One representative whole-slide sample for each subtype (i.e., stroma-rich and stroma-poor) has been used to generate the training image tiles and the remaining 43 were used for whole-slide independent testing. Thirty-two of 43 whole-slide samples are associated with stroma-poor and the rest are associated with stroma-rich subtypes, as determined by an expert pathologist. Five of stroma-rich cases correspond to Ganglioneuroblastoma and six to Ganglioneuroma. The remaining 32 stroma-poor cases correspond to NB. Their morphological characteristics in terms of mitotic-karyorrhectic index (MKI) and the grade of differentiation, according to the International Neuroblastoma Pathology Classification (the Shimada system), are summarized in Table 1.

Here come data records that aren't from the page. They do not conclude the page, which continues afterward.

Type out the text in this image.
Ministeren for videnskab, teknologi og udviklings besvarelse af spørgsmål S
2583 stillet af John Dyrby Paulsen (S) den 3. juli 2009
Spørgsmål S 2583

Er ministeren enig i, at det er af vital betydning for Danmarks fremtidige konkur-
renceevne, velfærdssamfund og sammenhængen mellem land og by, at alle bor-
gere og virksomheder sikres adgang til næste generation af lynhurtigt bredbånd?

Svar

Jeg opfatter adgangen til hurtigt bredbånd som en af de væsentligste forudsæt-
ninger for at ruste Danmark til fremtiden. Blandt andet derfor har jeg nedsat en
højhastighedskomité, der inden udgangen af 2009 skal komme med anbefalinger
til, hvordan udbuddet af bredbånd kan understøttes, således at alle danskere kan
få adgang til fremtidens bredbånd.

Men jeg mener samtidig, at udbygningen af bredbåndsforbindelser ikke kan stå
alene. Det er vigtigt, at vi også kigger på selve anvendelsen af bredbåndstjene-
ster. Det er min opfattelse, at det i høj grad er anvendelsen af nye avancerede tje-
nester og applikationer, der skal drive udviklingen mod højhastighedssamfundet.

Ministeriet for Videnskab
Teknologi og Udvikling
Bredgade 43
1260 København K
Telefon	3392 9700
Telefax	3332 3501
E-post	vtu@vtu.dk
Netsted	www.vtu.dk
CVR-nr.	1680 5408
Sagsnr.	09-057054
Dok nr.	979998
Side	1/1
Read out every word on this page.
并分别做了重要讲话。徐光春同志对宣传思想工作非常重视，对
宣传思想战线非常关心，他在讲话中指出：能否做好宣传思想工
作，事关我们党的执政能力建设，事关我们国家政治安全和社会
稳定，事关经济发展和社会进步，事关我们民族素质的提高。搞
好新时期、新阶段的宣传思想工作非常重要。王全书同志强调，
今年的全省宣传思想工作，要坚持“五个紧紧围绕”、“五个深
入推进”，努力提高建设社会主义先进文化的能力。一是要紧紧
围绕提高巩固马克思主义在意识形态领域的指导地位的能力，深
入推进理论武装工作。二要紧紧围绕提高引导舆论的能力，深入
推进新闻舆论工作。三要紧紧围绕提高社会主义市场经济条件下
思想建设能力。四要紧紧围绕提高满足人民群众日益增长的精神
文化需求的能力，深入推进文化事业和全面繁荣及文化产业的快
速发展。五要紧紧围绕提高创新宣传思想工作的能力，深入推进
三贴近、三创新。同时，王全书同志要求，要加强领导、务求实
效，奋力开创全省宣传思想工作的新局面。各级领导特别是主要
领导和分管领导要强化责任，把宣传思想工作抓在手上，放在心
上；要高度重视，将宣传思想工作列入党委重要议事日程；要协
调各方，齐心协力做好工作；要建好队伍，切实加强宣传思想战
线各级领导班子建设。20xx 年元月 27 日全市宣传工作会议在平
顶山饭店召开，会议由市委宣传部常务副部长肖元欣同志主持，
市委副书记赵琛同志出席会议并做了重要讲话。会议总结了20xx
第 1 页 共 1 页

The image analysis routines were implemented using MATLAB (version 7.1.0.246, Natick, MA) and the experimental studies have been carried out on a 64-node PC cluster owned by the Department of Biomedical Informatics, The Ohio State University. Each computation node on the cluster is equipped with dual 2.4 GHz Opteron 250 processors and 8 GB of RAM. This parallel system uses a software developed in house, which distributes the processing of image tiles to each node, applies the required MATLAB routines on each image tile locally, collects the classification outputs and stitches them together to create the final classification map. Fig. 3 shows the computational infrastructure used to analyze the whole-slide images in parallel.

An additional extension of this software is a grid-based infrastructure where image analysis modules (i.e., MATLAB or $\mathrm{C}/\mathrm{C}++$ files) could be uploaded to the system by multiple developers and pipelined to be applied to the available whole-slide images stored in the common repository using a grid interface [17].